话虽如此,他还是咬起笔,龙飞凤舞地在仙纸上写下了“少主侍读”的字样,然后将笔丢到一边。
……
这个时候,云眠也竖着耳朵望着闻庭落完了笔,她见闻庭完整地写完了最后一横,这才望向自己的仙纸。
老实说,云眠至今还是不太懂“少主夫人”的意思,不明白为什么大家都要去青丘城,她却要和其他人都差两个字。不过见其他人都写得差不多了,云眠还是乖乖地叼起笔,一笔一划地在仙纸上笨拙地写下“少主夫人”,然后将仙纸仔仔细细地卷起来,绑上系带。
小狐狸们一年后的目标安排,就此完全定下。
等所有人都写好志愿,将封好的仙纸摆在蒲团前面,狐官清点了一下人数,便挥挥手将所有仙纸一口气收起,也不知他是怎么放的,三百多份卷好的仙纸转瞬就都消失不见了。狐官淡淡一笑道:“开始授课!”
“嗷呜!”
小狐狸们刚刚填好志愿,都还三三两两地讨论着,但听到狐官先生的话,还是全都打起精神来坐好修炼。
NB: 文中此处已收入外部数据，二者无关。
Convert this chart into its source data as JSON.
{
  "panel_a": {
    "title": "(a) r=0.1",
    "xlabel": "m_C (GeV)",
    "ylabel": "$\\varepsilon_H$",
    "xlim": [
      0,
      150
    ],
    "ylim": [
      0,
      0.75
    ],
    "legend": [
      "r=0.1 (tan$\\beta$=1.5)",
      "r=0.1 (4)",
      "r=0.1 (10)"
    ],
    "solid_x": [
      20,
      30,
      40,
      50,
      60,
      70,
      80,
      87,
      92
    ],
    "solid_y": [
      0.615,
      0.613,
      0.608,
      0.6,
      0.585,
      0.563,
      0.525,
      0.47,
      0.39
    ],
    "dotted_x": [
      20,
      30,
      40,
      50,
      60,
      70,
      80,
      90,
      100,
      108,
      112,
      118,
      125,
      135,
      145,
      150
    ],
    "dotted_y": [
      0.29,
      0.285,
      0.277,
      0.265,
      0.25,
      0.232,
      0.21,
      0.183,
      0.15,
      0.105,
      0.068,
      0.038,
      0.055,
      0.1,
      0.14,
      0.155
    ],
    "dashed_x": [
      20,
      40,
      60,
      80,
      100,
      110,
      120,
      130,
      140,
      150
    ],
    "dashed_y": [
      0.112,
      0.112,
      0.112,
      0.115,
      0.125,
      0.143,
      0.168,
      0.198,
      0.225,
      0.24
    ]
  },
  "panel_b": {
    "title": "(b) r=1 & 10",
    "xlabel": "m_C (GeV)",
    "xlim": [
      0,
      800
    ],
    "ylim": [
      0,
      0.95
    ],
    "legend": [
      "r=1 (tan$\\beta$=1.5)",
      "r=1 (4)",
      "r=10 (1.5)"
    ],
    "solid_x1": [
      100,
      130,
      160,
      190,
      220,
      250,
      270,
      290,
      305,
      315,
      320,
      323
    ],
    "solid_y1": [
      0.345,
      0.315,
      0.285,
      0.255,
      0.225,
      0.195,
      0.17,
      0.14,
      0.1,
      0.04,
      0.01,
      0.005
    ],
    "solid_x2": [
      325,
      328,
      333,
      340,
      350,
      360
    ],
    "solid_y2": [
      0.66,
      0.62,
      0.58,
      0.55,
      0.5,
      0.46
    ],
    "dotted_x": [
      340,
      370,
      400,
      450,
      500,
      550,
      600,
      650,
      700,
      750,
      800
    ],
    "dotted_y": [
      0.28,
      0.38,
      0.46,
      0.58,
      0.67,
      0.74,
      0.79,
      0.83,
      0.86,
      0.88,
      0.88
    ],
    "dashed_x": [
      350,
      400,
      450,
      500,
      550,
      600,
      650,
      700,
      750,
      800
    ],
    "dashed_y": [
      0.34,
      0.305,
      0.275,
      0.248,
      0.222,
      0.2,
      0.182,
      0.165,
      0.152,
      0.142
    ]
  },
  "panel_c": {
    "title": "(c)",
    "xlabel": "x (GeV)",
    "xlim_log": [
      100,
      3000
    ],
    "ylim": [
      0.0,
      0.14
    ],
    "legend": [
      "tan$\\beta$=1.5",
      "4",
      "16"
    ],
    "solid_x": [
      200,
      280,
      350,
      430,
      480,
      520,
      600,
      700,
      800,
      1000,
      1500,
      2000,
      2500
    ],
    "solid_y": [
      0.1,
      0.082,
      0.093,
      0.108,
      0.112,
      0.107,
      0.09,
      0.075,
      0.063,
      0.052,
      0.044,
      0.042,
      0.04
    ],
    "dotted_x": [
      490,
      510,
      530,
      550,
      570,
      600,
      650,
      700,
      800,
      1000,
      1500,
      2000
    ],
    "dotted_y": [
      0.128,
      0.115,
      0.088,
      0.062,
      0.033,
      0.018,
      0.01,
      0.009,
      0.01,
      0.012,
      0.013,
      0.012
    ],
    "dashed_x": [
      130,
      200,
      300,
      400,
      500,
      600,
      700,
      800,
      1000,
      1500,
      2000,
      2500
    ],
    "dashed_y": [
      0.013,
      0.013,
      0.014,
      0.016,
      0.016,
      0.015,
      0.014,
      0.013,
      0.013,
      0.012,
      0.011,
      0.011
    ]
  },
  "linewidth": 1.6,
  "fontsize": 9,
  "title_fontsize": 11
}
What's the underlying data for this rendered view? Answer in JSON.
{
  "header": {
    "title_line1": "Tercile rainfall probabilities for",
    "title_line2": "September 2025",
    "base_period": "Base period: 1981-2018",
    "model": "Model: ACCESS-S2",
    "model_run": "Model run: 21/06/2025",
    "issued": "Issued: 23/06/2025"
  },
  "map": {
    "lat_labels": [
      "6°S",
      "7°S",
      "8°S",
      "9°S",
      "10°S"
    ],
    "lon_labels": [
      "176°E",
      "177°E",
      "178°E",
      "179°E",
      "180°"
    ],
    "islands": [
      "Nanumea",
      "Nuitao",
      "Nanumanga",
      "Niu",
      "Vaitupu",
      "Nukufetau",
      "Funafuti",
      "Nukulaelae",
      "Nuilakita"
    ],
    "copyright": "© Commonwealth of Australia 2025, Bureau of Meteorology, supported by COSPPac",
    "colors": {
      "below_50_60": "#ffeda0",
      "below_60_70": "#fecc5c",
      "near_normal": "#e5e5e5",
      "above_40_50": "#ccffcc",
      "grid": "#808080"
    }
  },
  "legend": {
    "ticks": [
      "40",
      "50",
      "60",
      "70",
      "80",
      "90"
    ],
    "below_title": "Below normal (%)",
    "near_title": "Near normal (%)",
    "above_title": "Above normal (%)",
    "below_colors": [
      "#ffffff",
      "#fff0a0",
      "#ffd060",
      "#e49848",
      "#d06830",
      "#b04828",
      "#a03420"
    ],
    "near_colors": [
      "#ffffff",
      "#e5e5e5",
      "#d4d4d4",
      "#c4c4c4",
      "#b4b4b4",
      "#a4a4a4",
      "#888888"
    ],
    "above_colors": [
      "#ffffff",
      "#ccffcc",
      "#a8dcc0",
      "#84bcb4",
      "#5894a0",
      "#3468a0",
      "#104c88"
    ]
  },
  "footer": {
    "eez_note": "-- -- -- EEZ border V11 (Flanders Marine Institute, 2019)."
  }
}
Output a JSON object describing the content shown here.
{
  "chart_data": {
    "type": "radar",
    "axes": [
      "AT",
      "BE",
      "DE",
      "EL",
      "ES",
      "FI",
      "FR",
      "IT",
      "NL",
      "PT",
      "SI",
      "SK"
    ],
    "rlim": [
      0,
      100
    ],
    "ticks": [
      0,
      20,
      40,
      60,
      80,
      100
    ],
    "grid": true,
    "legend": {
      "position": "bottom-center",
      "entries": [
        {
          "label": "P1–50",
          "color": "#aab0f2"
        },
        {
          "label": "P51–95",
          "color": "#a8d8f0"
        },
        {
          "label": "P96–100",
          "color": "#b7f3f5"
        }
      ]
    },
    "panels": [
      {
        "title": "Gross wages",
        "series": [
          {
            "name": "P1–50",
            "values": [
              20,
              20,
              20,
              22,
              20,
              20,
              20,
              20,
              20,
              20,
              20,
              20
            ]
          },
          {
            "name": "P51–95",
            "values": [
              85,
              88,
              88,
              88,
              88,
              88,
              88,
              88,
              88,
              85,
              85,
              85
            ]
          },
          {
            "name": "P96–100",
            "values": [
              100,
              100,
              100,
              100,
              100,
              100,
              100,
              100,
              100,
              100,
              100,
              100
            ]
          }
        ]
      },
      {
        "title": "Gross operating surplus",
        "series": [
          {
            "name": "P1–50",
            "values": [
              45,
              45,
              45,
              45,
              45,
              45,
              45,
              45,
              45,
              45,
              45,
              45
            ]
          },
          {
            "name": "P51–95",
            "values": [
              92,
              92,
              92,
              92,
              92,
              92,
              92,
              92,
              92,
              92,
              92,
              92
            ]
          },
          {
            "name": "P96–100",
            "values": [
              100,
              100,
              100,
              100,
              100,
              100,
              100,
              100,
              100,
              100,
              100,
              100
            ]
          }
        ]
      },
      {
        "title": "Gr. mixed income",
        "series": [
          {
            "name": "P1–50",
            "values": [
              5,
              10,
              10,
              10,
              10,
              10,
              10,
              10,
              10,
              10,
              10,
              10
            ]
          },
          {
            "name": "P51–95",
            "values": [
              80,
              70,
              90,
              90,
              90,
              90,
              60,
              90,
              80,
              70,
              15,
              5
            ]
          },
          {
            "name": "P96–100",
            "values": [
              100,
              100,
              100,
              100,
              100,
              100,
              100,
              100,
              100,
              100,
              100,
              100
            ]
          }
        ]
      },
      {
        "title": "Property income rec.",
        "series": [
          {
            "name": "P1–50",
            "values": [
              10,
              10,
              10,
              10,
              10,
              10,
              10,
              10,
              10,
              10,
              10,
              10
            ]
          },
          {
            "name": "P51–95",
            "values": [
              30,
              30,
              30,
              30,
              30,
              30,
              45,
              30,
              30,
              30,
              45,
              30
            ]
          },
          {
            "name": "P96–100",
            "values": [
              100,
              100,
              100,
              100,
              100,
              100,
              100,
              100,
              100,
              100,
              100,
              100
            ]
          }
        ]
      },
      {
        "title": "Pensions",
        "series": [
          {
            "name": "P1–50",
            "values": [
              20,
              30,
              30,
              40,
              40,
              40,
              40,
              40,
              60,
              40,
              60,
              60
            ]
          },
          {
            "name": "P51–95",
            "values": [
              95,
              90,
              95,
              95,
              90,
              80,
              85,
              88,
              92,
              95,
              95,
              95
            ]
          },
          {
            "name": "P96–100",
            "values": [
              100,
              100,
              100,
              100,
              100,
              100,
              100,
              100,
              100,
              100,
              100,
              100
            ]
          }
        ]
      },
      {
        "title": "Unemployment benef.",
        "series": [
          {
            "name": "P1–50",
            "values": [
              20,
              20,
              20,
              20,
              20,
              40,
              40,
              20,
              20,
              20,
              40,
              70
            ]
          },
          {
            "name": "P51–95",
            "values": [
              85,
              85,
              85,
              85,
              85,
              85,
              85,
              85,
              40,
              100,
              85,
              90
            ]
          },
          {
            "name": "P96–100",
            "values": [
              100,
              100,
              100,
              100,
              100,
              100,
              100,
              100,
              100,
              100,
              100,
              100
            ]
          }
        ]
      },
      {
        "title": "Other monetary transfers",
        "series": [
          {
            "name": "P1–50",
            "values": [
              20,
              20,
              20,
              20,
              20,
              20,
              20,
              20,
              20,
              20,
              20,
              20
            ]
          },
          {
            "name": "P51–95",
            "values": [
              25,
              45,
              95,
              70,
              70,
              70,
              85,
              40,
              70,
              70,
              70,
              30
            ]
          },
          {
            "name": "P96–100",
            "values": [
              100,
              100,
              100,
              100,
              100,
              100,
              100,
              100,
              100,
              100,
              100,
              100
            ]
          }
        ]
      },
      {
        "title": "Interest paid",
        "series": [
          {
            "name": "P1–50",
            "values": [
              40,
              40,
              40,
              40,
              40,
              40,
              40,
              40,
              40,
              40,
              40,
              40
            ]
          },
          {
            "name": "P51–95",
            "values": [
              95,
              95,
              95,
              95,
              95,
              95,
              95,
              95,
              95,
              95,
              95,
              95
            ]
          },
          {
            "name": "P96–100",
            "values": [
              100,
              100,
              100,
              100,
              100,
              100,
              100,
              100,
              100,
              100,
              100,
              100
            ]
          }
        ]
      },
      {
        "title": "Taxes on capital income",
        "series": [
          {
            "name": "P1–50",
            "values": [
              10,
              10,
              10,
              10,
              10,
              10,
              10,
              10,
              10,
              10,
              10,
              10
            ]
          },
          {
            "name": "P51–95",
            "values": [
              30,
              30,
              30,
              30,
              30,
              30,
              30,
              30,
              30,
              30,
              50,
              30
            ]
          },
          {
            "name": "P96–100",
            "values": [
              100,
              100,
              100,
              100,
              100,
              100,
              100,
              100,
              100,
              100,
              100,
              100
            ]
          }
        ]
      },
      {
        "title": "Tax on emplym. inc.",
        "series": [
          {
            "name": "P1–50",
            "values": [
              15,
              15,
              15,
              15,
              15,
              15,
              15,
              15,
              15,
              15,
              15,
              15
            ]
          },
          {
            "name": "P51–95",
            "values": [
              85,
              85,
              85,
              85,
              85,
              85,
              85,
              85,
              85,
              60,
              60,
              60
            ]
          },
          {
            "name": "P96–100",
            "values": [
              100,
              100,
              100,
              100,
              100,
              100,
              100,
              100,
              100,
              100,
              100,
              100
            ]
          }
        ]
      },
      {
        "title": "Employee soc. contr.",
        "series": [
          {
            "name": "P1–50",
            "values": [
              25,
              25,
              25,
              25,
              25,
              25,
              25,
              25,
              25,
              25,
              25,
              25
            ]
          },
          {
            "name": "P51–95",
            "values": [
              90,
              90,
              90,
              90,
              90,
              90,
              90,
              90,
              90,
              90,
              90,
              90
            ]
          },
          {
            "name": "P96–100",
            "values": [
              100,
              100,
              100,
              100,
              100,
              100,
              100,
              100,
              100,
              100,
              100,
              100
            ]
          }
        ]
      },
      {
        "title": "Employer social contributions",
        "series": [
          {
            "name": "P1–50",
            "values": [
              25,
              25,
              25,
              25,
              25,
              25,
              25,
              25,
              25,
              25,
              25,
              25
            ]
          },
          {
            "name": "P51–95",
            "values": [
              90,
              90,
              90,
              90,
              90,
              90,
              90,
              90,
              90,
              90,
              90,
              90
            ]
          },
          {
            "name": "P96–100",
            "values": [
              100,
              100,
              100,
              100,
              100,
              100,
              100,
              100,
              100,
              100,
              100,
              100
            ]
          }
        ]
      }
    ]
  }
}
云眠亦赶忙打起精神来,从自己不知不觉沉浸其中的思绪中回过神,飞快地掏出宣纸和笔,和往常一般做笔记。
一天的时光马上就过去了,云眠同平时一样收拾好东西和闻庭一起回家,可是走到半路,云眠却渐渐发现闻庭的异状来。她担心地凑上去问道:“闻庭,你今天心情不好嘛?”
事实上,闻庭也不是从今天才开始表现得反常了。
从主位狐官先生回来教剑的那一天起,云眠就察觉闻庭时常心不在焉,而且变得愈发沉默寡言。她做好功课以后在他身上扑来扑去想和他玩,闻庭也只是将她用尾巴搂在怀里、望着她一言不发,目光中有种说不出的意味。但是当云眠问他是不是出了什么情况的时候,闻庭又轻描淡写地回答她“没事”。
最近一段时间这种状况愈发严重,甚至于云眠发觉,闻庭早晨练剑的时间又提早了大半个时辰。那个时候天还是漆黑一片的,星星都挂在空中,闻庭本来起床的时辰就很早了,云眠都不晓得他是怎么起得来的。
“你写好志愿以后,说话更少啦。”
云眠说道,她忧心忡忡地望着闻庭。
“是之前主位狐官先生和你说了什么与入室弟子考试有关的事吗?”
“……没有。”
听到云眠直觉敏锐的提问,闻庭一顿,同之前一样回答道。
但他看云眠关心的神情,又多加了一句解释道:“我只是想早点回去练剑。”
然而云眠并不甘心于此,她锲而不舍地道:“可是你最近修炼的难度增加了好多呀,早上剑已经练得很好了还是不满意,我醒来的时候你都已经浑身冒汗了,但我问你你还说不累,然后把我叼窝里放着嗷。”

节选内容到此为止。